O Paizinho
Ainda hoje exibo orgulhosa a pequena fotografia a preto e branco.
Ele já tinha cabelo, quase todo, branco, e eu ainda na escola primária andava.
Gostava de o ter conhecido com o cabelo às ondinhas. Um galã. Um autêntico artista de cinema.
Nunca mais esqueci o dia da foto. De mão dada, seguia altiva. Tínhamos ido à missa à Capela da Nª Sª da Ajuda. Depois fomos ver o mar, e foi aqui que apareceu o inesperado fotógrafo.

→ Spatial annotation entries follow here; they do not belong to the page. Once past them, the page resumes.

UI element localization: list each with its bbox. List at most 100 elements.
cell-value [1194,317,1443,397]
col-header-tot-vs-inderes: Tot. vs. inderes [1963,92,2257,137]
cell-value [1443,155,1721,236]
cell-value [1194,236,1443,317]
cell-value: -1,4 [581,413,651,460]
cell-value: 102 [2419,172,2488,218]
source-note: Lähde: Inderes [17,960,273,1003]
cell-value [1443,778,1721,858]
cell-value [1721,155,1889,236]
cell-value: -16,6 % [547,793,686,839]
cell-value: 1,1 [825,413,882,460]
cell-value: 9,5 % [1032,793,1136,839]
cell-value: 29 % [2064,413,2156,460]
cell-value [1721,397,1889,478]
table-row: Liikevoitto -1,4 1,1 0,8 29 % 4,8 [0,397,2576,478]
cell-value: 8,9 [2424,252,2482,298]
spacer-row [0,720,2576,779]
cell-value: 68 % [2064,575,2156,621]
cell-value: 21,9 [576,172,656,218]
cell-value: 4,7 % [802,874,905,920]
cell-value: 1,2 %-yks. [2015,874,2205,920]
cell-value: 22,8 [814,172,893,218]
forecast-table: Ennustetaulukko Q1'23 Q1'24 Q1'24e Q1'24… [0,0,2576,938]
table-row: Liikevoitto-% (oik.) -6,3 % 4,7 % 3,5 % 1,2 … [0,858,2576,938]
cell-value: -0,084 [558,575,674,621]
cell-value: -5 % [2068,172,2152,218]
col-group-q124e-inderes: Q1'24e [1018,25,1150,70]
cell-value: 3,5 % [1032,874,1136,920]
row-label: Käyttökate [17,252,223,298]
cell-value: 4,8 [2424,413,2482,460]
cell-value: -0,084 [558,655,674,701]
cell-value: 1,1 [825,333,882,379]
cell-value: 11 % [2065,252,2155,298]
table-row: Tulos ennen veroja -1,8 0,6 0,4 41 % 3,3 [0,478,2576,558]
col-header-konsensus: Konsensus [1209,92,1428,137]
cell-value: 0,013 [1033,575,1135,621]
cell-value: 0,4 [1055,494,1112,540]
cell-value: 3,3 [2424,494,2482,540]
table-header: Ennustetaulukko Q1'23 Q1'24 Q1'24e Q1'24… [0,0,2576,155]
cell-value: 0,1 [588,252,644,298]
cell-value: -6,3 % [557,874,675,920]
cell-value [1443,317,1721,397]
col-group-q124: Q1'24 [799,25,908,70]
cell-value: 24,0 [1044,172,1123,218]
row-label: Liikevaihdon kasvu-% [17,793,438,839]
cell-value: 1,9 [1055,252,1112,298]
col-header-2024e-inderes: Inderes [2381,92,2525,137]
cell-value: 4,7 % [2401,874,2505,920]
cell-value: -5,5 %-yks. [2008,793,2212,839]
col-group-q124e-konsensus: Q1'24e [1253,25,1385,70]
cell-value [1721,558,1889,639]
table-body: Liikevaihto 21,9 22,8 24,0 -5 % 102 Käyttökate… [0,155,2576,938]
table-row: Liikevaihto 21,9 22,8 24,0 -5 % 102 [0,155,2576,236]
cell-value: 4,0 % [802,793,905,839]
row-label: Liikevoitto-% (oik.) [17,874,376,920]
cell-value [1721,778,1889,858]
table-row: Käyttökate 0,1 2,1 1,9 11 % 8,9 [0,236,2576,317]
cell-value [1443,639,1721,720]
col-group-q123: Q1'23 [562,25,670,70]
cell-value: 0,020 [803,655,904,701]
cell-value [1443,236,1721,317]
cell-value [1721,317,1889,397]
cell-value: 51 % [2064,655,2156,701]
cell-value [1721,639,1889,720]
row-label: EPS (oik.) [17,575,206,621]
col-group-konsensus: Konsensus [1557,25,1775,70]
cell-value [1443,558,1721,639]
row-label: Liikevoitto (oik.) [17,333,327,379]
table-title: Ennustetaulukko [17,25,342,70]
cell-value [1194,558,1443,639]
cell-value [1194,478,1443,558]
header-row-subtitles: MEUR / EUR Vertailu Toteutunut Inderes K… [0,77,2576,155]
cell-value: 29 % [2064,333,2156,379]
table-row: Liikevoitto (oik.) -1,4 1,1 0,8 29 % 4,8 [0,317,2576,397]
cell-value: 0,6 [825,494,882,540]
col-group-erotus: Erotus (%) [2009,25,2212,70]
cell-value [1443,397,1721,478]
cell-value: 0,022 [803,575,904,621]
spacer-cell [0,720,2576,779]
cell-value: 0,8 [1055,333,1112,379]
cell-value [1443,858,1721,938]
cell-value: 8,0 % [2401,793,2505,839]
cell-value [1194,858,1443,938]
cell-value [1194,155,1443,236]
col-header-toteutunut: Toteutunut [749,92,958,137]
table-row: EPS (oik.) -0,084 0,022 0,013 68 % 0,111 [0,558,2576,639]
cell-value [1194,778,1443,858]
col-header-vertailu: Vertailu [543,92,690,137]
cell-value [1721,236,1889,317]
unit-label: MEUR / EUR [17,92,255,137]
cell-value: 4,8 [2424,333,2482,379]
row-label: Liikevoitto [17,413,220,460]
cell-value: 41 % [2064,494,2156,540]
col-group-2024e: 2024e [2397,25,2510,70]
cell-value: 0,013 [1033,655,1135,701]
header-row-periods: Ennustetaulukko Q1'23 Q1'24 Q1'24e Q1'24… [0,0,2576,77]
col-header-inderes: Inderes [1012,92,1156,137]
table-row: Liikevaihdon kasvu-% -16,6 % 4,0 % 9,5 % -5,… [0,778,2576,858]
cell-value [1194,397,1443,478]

Pena ser a preto e branco. Levava metade do meu cabelo apanhado no alto da cabeça, onde era notório o grande laçarote branco. O vestido era rosa bebé, com umas aplicações, desde os ombros até à zona do umbigo, onde passava uma fita de seda igualmente rosa. Levava ainda um casaco de malha quente e de cor azul clara, feito pela mãezinha. Os sapatos eram pretos e de verniz, enfiados numas límpidas meias brancas.
Gostava de ver as fotografias a preto e branco que eram guardadas no álbum. Apresentava sempre um ar charmoso – os ossos ainda não se queixavam. Tinha realmente ar de galã, talvez tivesse sido assim que teve frutos na conquista do seu amor.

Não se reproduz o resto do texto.